I then renamed the columns.
updated_new_cols = new_cols[:21] + updated_repeating_cols
df.columns = updated_new_cols
Cleaning the Data
The IRS documentation guide for the CSV file states: "For all the files, the money amounts are reported in thousands of dollars." For the original IRS data that I downloaded, it appeared that the column for "Child and other dependent credit amount" (column A07225) was in whole dollars, rather than thousands of dollars. I contacted the IRS to notify them of this error. They have now corrected this error, and there is no longer a need to correct for this error.
Zip codes for some states (including Connecticut) begin with a leading zero. For example, the zip code for Essex, CT is 06426. The CSV file has truncated the leading zero for these zip codes. I did not change the data in the CSV file. Instead, my Python code checks to see if the zip code entered by the user starts with a zero. If it does, then the Python code truncates the zero so that it looks up the proper value in the database. The code also converts the input value from a string to an integer.

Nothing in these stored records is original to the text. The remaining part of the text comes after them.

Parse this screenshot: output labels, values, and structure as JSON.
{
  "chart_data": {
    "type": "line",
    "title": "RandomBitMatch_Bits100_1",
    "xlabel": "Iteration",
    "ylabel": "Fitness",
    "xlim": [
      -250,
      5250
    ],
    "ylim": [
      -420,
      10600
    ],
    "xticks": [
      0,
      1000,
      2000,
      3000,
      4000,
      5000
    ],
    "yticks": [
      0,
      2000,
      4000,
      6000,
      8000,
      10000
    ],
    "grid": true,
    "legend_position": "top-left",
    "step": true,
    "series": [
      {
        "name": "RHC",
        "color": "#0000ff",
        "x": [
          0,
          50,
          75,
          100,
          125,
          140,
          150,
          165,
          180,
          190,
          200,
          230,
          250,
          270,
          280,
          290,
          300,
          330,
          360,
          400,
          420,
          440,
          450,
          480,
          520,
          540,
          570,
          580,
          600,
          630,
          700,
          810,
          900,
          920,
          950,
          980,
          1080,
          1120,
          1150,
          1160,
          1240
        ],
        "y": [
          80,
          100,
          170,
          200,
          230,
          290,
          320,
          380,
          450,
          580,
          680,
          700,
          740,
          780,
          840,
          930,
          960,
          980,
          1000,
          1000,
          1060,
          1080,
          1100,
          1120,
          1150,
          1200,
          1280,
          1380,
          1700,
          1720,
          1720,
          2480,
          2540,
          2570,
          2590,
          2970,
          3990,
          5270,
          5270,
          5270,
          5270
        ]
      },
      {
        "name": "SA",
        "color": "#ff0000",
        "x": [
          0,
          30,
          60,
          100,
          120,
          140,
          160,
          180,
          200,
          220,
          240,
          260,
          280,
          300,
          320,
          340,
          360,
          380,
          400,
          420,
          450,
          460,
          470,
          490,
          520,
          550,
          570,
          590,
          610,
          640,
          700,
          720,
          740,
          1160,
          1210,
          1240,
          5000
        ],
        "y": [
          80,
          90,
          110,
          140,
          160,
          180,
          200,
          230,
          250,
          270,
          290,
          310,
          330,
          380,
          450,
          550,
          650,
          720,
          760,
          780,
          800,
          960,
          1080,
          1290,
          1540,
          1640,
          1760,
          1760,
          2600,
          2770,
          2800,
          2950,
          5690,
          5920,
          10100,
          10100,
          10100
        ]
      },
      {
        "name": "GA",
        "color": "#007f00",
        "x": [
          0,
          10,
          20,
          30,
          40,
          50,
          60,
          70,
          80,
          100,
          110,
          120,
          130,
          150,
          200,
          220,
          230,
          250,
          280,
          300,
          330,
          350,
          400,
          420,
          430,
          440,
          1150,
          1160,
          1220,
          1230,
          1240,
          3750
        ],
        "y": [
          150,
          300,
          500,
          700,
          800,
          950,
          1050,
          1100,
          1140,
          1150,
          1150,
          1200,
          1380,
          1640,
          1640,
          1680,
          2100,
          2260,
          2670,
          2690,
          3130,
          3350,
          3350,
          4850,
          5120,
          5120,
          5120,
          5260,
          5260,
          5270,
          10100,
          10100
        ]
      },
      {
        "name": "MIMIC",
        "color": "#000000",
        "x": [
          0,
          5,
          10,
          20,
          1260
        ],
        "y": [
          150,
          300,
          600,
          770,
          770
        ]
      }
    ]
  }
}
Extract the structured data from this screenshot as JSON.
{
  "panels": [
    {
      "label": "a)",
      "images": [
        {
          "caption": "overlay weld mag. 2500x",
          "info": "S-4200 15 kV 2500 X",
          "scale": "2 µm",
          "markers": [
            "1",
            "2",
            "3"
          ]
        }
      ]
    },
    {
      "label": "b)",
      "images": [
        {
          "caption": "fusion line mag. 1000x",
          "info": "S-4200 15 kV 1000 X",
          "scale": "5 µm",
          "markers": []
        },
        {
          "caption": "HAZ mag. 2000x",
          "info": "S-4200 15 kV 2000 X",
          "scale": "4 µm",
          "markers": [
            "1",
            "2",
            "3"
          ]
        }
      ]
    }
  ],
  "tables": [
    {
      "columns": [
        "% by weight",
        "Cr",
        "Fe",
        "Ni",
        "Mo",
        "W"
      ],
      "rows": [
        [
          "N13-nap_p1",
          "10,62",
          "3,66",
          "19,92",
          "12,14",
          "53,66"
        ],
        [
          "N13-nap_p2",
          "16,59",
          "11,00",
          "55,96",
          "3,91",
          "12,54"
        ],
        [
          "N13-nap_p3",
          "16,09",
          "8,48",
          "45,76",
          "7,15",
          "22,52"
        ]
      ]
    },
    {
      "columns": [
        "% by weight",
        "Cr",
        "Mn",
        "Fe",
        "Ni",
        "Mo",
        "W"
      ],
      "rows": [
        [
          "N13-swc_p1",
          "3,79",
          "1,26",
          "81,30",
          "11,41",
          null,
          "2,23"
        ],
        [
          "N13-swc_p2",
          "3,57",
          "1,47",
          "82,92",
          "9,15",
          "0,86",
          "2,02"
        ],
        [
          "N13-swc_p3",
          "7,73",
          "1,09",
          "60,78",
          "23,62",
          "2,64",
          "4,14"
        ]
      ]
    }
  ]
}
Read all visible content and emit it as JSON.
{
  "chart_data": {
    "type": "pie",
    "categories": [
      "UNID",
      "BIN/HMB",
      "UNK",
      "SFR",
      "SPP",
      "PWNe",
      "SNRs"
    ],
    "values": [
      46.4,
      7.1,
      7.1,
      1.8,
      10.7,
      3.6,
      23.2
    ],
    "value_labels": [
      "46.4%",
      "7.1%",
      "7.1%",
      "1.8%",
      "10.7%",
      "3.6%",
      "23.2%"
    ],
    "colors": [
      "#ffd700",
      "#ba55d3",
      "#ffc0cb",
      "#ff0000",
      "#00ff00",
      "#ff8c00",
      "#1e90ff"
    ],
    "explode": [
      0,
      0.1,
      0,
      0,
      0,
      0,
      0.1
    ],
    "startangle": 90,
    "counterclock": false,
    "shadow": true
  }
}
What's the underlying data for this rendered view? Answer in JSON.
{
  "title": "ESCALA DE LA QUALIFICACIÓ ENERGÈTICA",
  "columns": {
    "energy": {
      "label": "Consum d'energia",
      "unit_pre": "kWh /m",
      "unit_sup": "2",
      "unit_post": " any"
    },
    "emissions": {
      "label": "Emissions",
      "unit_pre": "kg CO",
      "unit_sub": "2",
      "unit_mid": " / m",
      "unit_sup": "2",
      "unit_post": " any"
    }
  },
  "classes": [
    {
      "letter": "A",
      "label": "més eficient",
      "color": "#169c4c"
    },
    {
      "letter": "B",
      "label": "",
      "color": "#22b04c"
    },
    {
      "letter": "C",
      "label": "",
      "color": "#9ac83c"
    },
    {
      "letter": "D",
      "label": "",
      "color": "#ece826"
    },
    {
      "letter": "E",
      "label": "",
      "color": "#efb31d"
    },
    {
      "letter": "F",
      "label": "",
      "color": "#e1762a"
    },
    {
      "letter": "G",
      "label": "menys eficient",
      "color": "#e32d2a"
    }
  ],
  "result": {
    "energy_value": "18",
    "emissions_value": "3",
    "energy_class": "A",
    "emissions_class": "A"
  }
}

if zip_code.startswith('0'):
zip_code = int(zip_code[1:])
else:
zip_code = int(zip_code)
Sqlite3 Database
At first I used Pandas on the web server to look up the data for each requested zip code. However, it seemed that Pandas was putting a strain on the web server. Therefore, I decided to put the zip code data into a database, and have the web page query the database, rather than execute a Pandas filter each time. First, I created the database and used Pandas to populate the table in the database.
create_table_string = '''CREATE TABLE zip_codes (STATE text, ZIPCODE integer, N1 integer, MARS1 integer, MARS2 integer . . . '''
from pathlib import Path
Path('zip_data.db').touch()
import sqlite3
conn = sqlite3.connect('zip_data.db')
c = conn.cursor()
c.execute(create_table_string)
df.to_sql('zip_codes', conn, if_exists='append', index = False)
conn.close()
Flask
I typically use PHP to create the web pages on my website. However, I could not run Python on the back end using PHP. At least for now, I did not want to entirely move away from PHP, so I used Flask just for the single zip codes web page.
Using Flask and Python on the web server was a significant learning curve for me. Although I had some experience with Python, I had no experience with Flask, virtual environments, or WSGI files.
I had heard about virtual environments. However, when I just ran Python scripts on my own computer, I had never really understood the need for a virtual environment. Trying to use Flask on the web server, I soon realized that a virtual environment was necessary on the web server.
WSGI files really confused me at first. Once I realized that a WSGI file is like any other Python file, things moved forward much faster.
I still have a lot to learn, but this project has significantly advanced my knowledge of Python, Pandas, Flask, virtual environments, and more.